The Republican Senator has voted against providing help five different times, often citing deficit concerns that don’t seem apparent when passing budget-busting tax favors.
When the US Senate passed a bipartisan spending bill in March that included $13.6 billion in critical humanitarian and military aid for Ukraine, 68 senators voted for the measure. Wisconsin Sen. Ron Johnson was not one of them.
The Republican incumbent, who’s up for re-election this November, cited inflation and issues with the legislative process as reasons why he voted against the bill and its efforts to help Ukraine withstand an ongoing Russian invasion.
“Once again Congress is voting on a massive bill – 2,700 pages – that no one has had time to read, spends $1.5 trillion, and further mortgages our children’s future,” Johnson said. “Even though this bill funds many important priorities, I simply cannot support such a dysfunctional and harmful process.”
Johnson—who expressed no such reservations about how his 2017 tax cut for billionaires would impact future generations—is no stranger to voting no when it comes to helping Ukraine withstand Russian aggression.

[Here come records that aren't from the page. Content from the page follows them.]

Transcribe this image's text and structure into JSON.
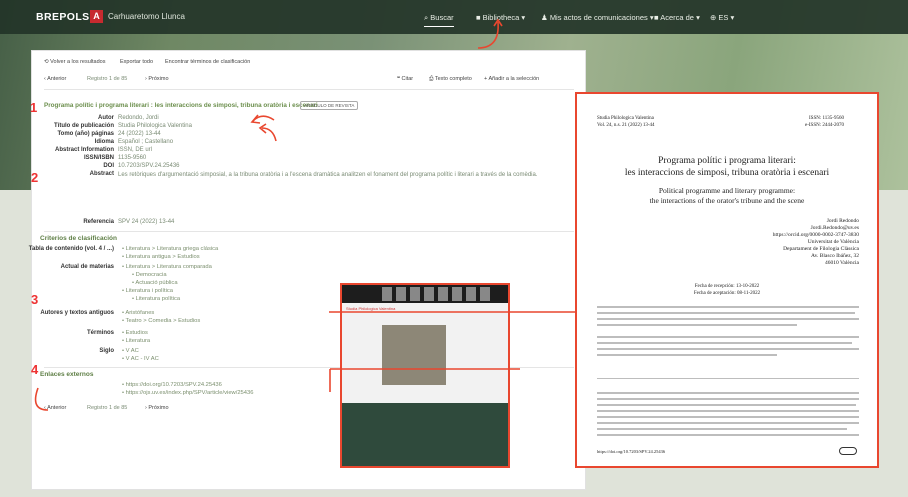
{
  "header": {
    "brand": "BREPOLS",
    "logo_letter": "A",
    "site": "Carhuaretomo Llunca",
    "nav": [
      {
        "label": "Buscar",
        "icon": "search-icon"
      },
      {
        "label": "Bibliotheca"
      },
      {
        "label": "Mis actos de comunicaciones"
      },
      {
        "label": "Acerca de"
      },
      {
        "label": "ES"
      }
    ]
  },
  "actions": {
    "link1": "Volver a los resultados",
    "link2": "Exportar todo",
    "link3": "Encontrar términos de clasificación"
  },
  "pager": {
    "prev": "Anterior",
    "info": "Registro 1 de 85",
    "next": "Próximo",
    "count_top": "1 / 85",
    "count_bottom": "1 / 85"
  },
  "tools": {
    "cite": "Citar",
    "print": "Texto completo",
    "add": "Añadir a la selección"
  },
  "record": {
    "title": "Programa polític i programa literari : les interaccions de simposi, tribuna oratòria i escenari",
    "tag": "ARTÍCULO DE REVISTA",
    "fields": [
      {
        "label": "Autor",
        "value": "Redondo, Jordi"
      },
      {
        "label": "Título de publicación",
        "value": "Studia Philologica Valentina"
      },
      {
        "label": "Tomo (año) páginas",
        "value": "24 (2022) 13-44"
      },
      {
        "label": "Idioma",
        "value": "Español ; Castellano"
      },
      {
        "label": "Abstract Information",
        "value": "ISSN, DE url"
      },
      {
        "label": "ISSN/ISBN",
        "value": "1135-9560"
      },
      {
        "label": "DOI",
        "value": "10.7203/SPV.24.25436"
      },
      {
        "label": "Abstract",
        "value": "Les retòriques d'argumentació simposial, a la tribuna oratòria i a l'escena dramàtica analitzen el fonament del programa polític i literari a través de la comèdia."
      },
      {
        "label": "Referencia",
        "value": "SPV 24 (2022) 13-44"
      }
    ]
  },
  "classification": {
    "heading": "Criterios de clasificación",
    "rows": [
      {
        "label": "Tabla de contenido (vol. 4 / ...)",
        "items": [
          "Literatura > Literatura griega clásica",
          "Literatura antigua > Estudios"
        ]
      },
      {
        "label": "Actual de materias",
        "items": [
          "Literatura > Literatura comparada",
          "Democracia",
          "Actuació pública",
          "Literatura i política",
          "Literatura política"
        ]
      },
      {
        "label": "Autores y textos antiguos",
        "items": [
          "Aristófanes",
          "Teatro > Comedia > Estudios"
        ]
      },
      {
        "label": "Términos",
        "items": [
          "Estudios",
          "Literatura"
        ]
      },
      {
        "label": "Siglo",
        "items": [
          "V AC",
          "V AC - IV AC"
        ]
      }
    ]
  },
  "links": {
    "heading": "Enlaces externos",
    "items": [
      "https://doi.org/10.7203/SPV.24.25436",
      "https://ojs.uv.es/index.php/SPV/article/view/25436"
    ]
  },
  "annotations": {
    "n1": "1",
    "n2": "2",
    "n3": "3",
    "n4": "4"
  },
  "pdf": {
    "journal": "Studia Philologica Valentina",
    "vol": "Vol. 24, n.s. 21 (2022) 13-44",
    "issn1": "ISSN: 1135-9560",
    "issn2": "e-ISSN: 2444-2070",
    "title1": "Programa polític i programa literari:",
    "title2": "les interaccions de simposi, tribuna oratòria i escenari",
    "sub1": "Political programme and literary programme:",
    "sub2": "the interactions of the orator's tribune and the scene",
    "author": "Jordi Redondo",
    "email": "Jordi.Redondo@uv.es",
    "orcid": "https://orcid.org/0000-0002-3747-3830",
    "uni": "Universitat de València",
    "dept": "Departament de Filologia Clàssica",
    "addr": "Av. Blasco Ibáñez, 32",
    "city": "46010 València",
    "date1": "Fecha de recepción: 13-10-2022",
    "date2": "Fecha de aceptación: 08-11-2022",
    "doi": "https://doi.org/10.7203/SPV.24.25436"
  },
  "web": {
    "title": "Studia Philologica Valentina"
  },
  "colors": {
    "accent": "#6c8f4d",
    "annotation": "#e9472f",
    "header": "#233428"
  }
}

Between 2014—when Russia first invaded and annexed the Crimean peninsula in southern Ukraine—and 2021, Johnson voted against providing aid to Ukraine four different times:
- In Fiscal Year (FY) 2015, he voted against providing $47 million for Ukraine via the Foreign Military Financing (FMF) program.
- In FY 2018, Johnson voted against giving Ukraine $95 million via the FMF and $195.5 million via the Ukraine Security Assistance Initiative (USAI).

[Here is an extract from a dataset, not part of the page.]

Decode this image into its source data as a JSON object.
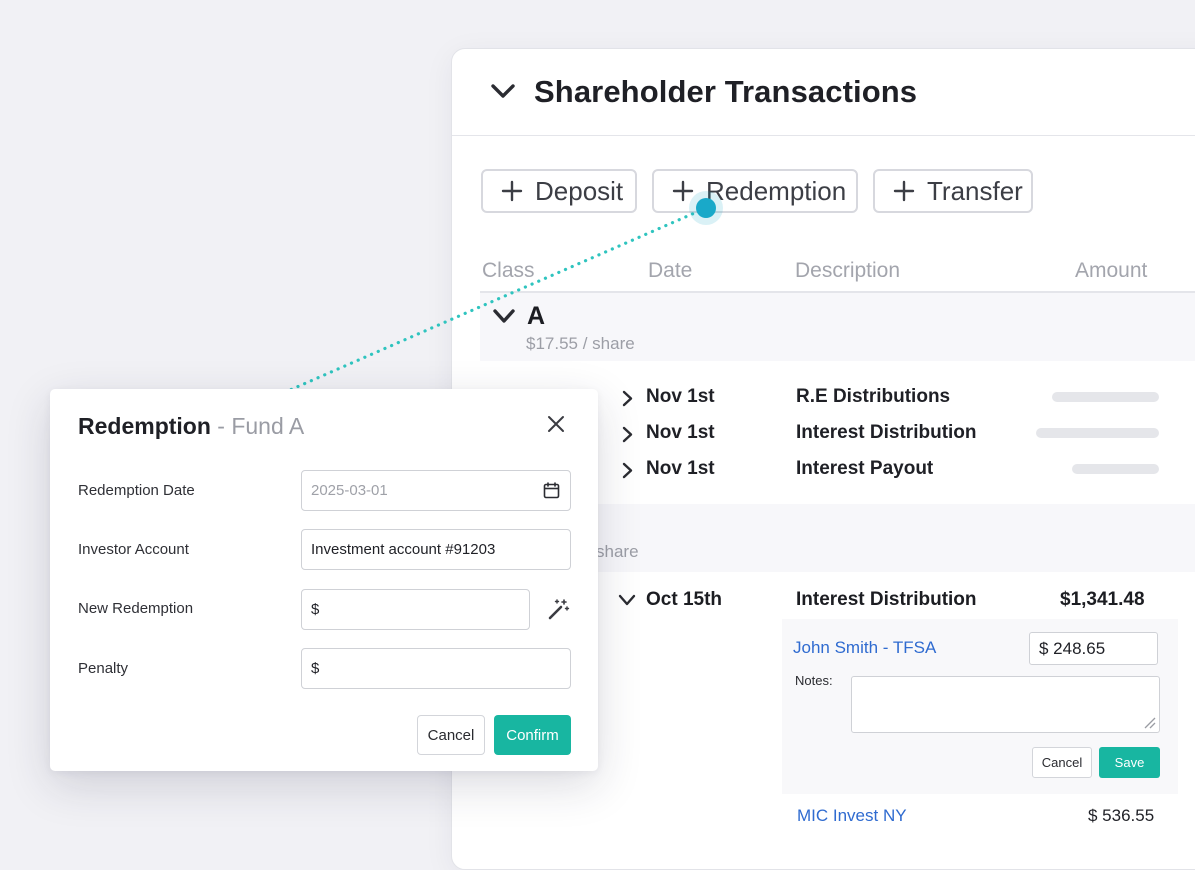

- In FY 2020, he voted against giving Ukraine $115 million via the FMF and $256.7 million via the USAI.
- In FY 2021, Johnson was one of six senators to vote against giving Ukraine $115 million in FMF financing and $275 million for the USAI.

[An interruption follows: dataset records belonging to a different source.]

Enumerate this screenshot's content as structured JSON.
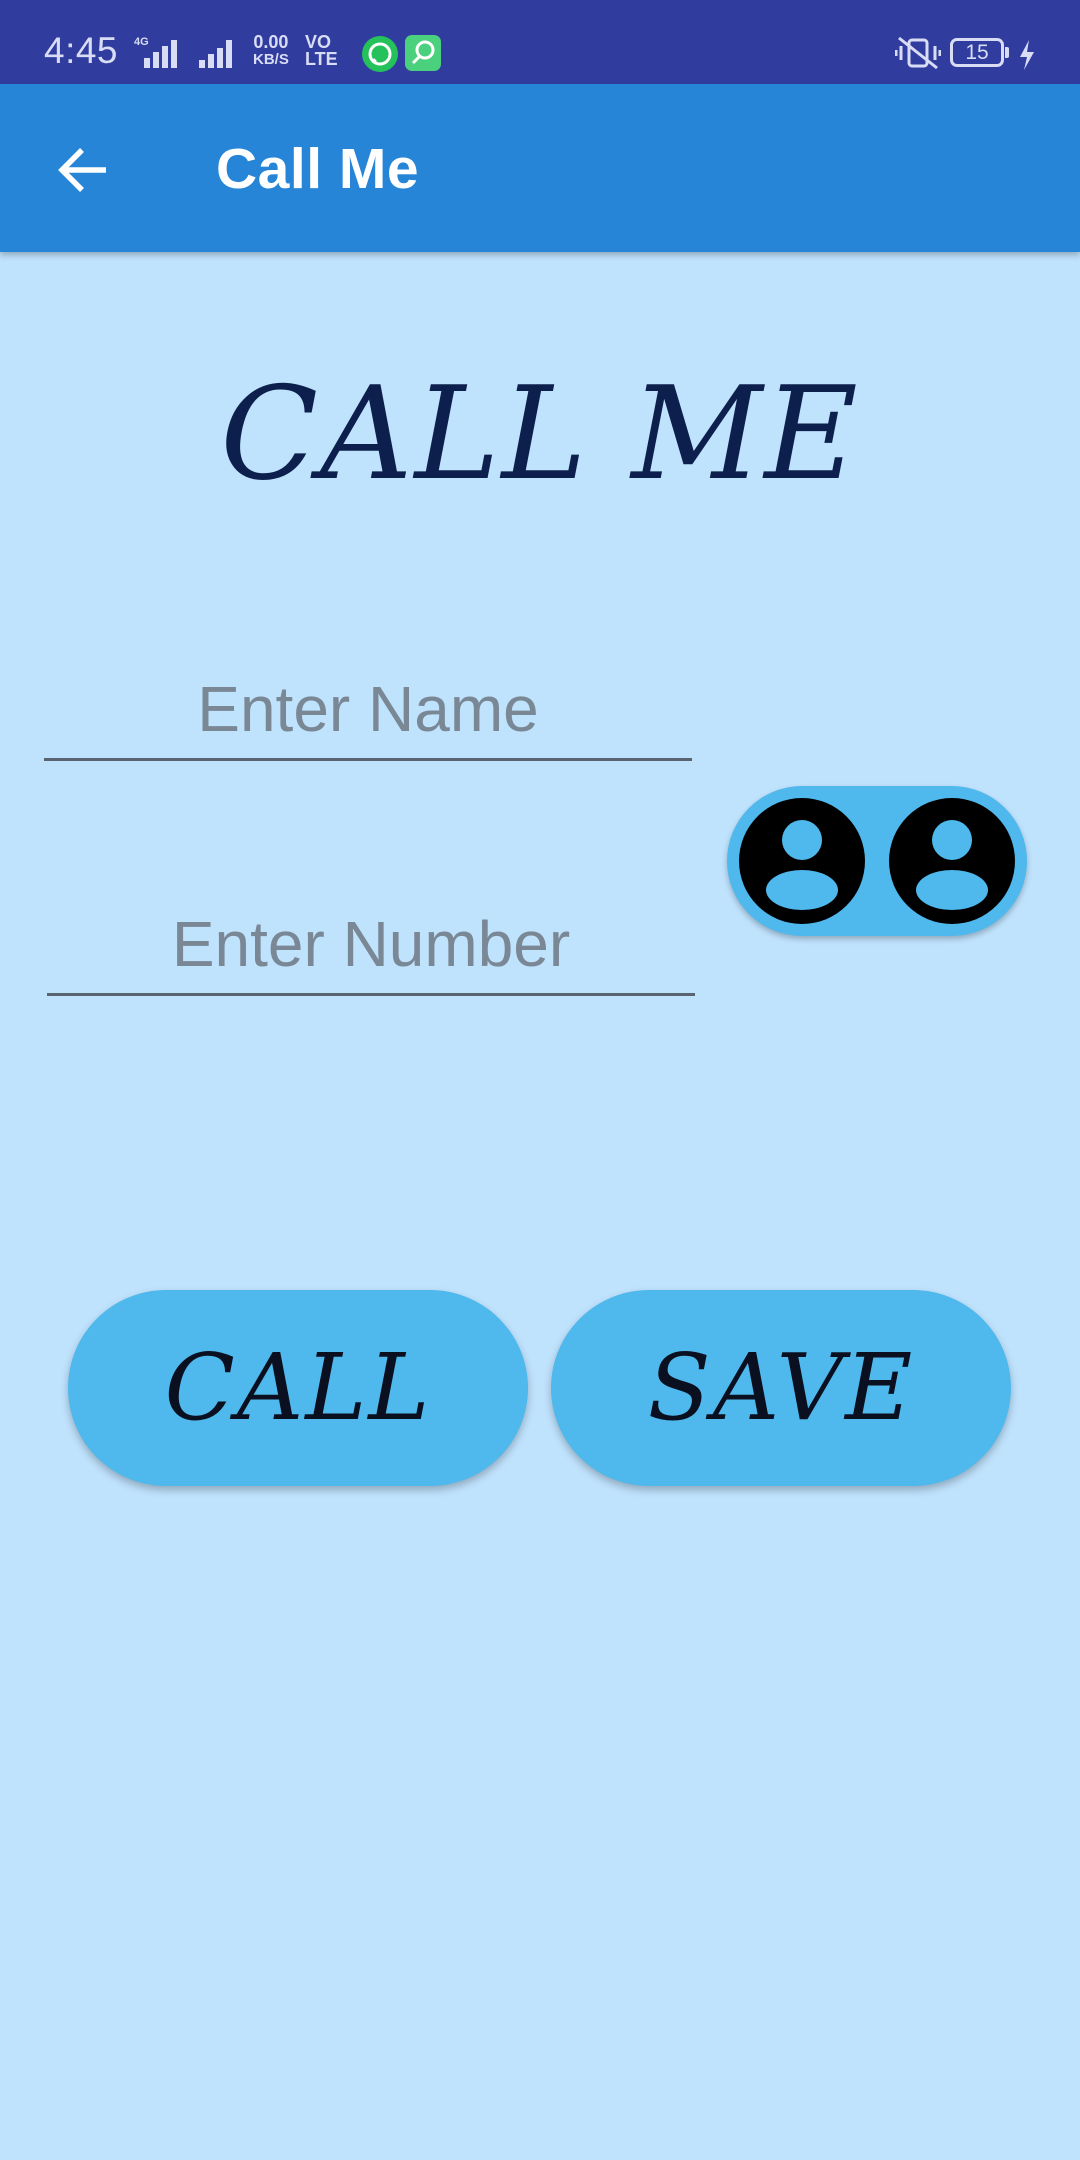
{
  "status_bar": {
    "time": "4:45",
    "network_label": "4G",
    "speed_value": "0.00",
    "speed_unit": "KB/S",
    "volte_top": "VO",
    "volte_bottom": "LTE",
    "battery_level": "15",
    "icons": [
      "signal-icon",
      "signal-icon-2",
      "whatsapp-icon",
      "app-notification-icon",
      "vibrate-icon",
      "battery-icon",
      "charging-icon"
    ]
  },
  "app_bar": {
    "title": "Call Me",
    "back_icon": "arrow-left-icon"
  },
  "main": {
    "heading": "CALL ME",
    "name_field": {
      "placeholder": "Enter Name",
      "value": ""
    },
    "number_field": {
      "placeholder": "Enter Number",
      "value": ""
    },
    "contacts_button": {
      "icons": [
        "account-circle-icon",
        "account-circle-icon"
      ]
    },
    "call_button": "CALL",
    "save_button": "SAVE"
  },
  "colors": {
    "status_bar": "#303d9f",
    "app_bar": "#2685d6",
    "background": "#bfe2fd",
    "button": "#4fb8ec",
    "heading": "#0d1f4c"
  }
}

This money went to help train and equip the Ukrainian Armed Forces, which has thus far withstood the Russian attack with impressive resilience. Johnson did vote to provide Ukraine with hundreds of millions of dollars in aid via three yes votes for spending bills for Fiscal Year (FY) 2016, 2017, and 2019, but he’s also been a reliable faucet of Russian misinformation tied to Ukraine over the years.
Johnson—who vacationed in Moscow during the July 4th holiday in 2018—also tried to pin the blame for the Russian invasion on the Democrats’ first impeachment of former President Donald Trump. In 2019, Trump withheld critical aid to Ukraine and tried to pressure Ukrainian President Volodomyr Zelenskyy to investigate then-candidate Joe Biden. To hear Johnson tell it, this impeachment of Trump over his shakedown of Zelenskyy is why Putin invaded Ukraine.
“I don’t think Vladimir Putin would have moved on Ukraine were it not for the weakness displayed—certainly by the Biden administration but also by the west in general,” Johnson said in late February. “And I’m certainly hoping that Col. [Alexander] Vindman, [US Rep.] Adam Schiff, [Speaker of the House] Nancy Pelosi, who used Ukraine as a pawn in their impeachment travesty are also recognizing, reflecting how they weakened Ukraine, weakened the west, weakened America by the divisive politics that they play.”
As public sentiment quickly became almost universally pro-Ukraine, however, Johnson appeared to reverse course. He called Putin a “war criminal” and sought to burnish his own pro-Ukraine credentials by co-sponsoring new bills and issuing statements aimed at supporting Ukraine.
Johnson also called on Biden to expedite the transfer of aircraft and air defense systems, as well as additional support capabilities to Ukraine. Ironically, that demand came one day after he voted against giving Ukraine $13.6 billion in aid.
The mixed record on aid to Ukraine is emblematic of a fractured Congress that has yet to pass a single standalone measure related to the war—measures that would ban Russian oil imports, remove trade preferences, denounce Putin as a war criminal, and give the government more resources to go after the assets of Russian oligarchs. Each has stalled, for reasons ranging from fiscal to social issues to basic mistrust between parties as politicians jockey ahead of midterm elections that will determine who controls Congress next year.